LoRAs Galore: Create a LoRA Playground with Modal, Gradio, and S3
This example shows how to mount an S3 bucket in a Modal app using CloudBucketMount
.
We will download a bunch of LoRA adapters from the HuggingFace Hub into our S3 bucket
then read from that bucket, on the fly, when doing inference.
By default, we use the IKEA instructions LoRA as an example, which produces the following image when prompted to generate “IKEA instructions for building a GPU rig for deep learning”:
By the end of this example, we’ve deployed a “playground” app where anyone with a browser can try out these custom models. That’s the power of Modal: custom, autoscaling AI applications, deployed in seconds. You can try out our deployment here.
Basic setup
import io
import os
from pathlib import Path
from typing import Optional
import modal
You will need to have an S3 bucket and AWS credentials to run this example. Refer to the documentation for the detailed IAM permissions those credentials will need.
After you are done creating a bucket and configuring IAM settings,
you now need to create a Modal Secret. Navigate to the “Secrets” tab and
click on the AWS card, then fill in the fields with the AWS key and secret created
previously. Name the Secret s3-bucket-secret
.
bucket_secret = modal.Secret.from_name(
"s3-bucket-secret",
required_keys=["AWS_ACCESS_KEY_ID", "AWS_SECRET_ACCESS_KEY"],
)
MOUNT_PATH: Path = Path("/mnt/bucket")
LORAS_PATH: Path = MOUNT_PATH / "loras/v5"
BASE_MODEL = "stabilityai/stable-diffusion-xl-base-1.0"
CACHE_DIR = "/hf-cache"
Modal runs serverless functions inside containers.
The environments those functions run in are defined by
the container Image
. The line below constructs an image
with the dependencies we need — no need to install them locally.
image = (
modal.Image.debian_slim(python_version="3.12")
.pip_install(
"huggingface_hub==0.21.4",
"transformers==4.38.2",
"diffusers==0.26.3",
"peft==0.9.0",
"accelerate==0.27.2",
)
.env({"HF_HUB_CACHE": CACHE_DIR})
)
with image.imports():
# we import these dependencies only inside the container
import diffusers
import huggingface_hub
import torch
We attach the S3 bucket to all the Modal functions in this app by mounting it on the filesystem they see,
passing a CloudBucketMount
to the volumes
dictionary argument.

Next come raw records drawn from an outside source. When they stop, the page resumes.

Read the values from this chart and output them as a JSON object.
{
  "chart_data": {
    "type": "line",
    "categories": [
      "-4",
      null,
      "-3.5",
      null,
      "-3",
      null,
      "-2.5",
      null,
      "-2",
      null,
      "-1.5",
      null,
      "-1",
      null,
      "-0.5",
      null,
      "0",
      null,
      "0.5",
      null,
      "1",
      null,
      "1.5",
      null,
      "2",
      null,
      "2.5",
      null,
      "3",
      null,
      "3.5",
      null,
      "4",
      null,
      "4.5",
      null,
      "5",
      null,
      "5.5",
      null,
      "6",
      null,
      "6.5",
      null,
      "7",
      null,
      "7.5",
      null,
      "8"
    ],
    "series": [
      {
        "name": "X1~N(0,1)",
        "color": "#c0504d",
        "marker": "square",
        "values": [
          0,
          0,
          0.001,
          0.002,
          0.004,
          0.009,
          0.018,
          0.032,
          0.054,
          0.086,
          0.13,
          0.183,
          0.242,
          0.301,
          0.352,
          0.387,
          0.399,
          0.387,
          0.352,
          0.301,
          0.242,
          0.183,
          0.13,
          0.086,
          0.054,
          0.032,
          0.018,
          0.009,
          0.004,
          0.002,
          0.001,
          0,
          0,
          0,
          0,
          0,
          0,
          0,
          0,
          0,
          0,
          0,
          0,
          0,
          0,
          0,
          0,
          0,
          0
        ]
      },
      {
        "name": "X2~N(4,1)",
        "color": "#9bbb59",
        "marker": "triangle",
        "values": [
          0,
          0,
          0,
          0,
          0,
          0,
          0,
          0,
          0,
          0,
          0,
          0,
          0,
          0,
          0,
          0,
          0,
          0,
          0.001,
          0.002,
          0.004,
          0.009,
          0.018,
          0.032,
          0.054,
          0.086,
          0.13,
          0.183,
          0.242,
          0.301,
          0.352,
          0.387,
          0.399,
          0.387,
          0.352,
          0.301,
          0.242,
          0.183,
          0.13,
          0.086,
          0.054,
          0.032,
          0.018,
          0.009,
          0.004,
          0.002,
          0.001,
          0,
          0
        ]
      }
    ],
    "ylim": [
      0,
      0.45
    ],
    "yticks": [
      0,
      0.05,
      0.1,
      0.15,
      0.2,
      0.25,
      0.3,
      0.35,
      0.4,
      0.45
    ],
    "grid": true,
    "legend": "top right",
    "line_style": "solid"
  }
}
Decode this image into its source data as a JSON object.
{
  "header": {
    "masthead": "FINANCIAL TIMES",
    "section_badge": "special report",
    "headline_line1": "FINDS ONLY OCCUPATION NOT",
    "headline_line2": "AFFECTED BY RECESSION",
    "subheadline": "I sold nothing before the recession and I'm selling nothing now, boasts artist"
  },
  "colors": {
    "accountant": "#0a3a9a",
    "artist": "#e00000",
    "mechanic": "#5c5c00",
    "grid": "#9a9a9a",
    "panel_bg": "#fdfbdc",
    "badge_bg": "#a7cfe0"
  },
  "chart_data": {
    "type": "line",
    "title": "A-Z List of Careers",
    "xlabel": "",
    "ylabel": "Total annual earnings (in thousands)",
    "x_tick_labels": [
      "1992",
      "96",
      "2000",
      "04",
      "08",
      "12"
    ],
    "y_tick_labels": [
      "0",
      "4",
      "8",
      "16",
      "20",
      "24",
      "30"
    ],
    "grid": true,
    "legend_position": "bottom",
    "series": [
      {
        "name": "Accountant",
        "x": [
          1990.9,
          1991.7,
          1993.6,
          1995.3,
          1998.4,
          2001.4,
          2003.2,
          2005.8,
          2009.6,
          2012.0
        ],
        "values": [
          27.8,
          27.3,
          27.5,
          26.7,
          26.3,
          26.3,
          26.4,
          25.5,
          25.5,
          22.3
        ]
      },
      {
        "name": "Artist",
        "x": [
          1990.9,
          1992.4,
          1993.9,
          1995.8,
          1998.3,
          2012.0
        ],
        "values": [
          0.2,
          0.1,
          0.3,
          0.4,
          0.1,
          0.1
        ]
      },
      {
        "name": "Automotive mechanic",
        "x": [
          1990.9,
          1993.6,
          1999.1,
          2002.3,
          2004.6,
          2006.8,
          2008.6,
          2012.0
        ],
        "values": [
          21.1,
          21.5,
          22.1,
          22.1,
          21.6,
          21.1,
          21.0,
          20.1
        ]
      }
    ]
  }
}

We can read and write to this mounted bucket
(almost) as if it were a local directory.
app = modal.App(
"loras-galore",
image=image,
volumes={
MOUNT_PATH: modal.CloudBucketMount(
"modal-s3mount-test-bucket",
secret=bucket_secret,
)
},
)
For the base model, we’ll use a modal.Volume to store the Hugging Face cache.
cache_volume = modal.Volume.from_name("hf-hub-cache", create_if_missing=True)
@app.function(image=image, volumes={CACHE_DIR: cache_volume})
def download_model():
loc = huggingface_hub.snapshot_download(repo_id=BASE_MODEL)
print(f"Saved model to {loc}")
Acquiring LoRA weights
search_loras()
will use the Hub API to search for LoRAs. We limit LoRAs
to a maximum size to avoid downloading very large model weights.
We went with 800 MiB, but feel free to adapt to what works best for you.
@app.function(secrets=[bucket_secret])
def search_loras(limit: int, max_model_size: int = 1024 * 1024 * 1024):
api = huggingface_hub.HfApi()
model_ids: list[str] = []
for model in api.list_models(
tags=["lora", f"base_model:{BASE_MODEL}"],
library="diffusers",
sort="downloads", # sort by most downloaded
):
try:
model_size = 0
for file in api.list_files_info(model.id):
model_size += file.size
except huggingface_hub.utils.GatedRepoError:
print(f"gated model ({model.id}); skipping")
continue
# Skip models that are larger than file limit.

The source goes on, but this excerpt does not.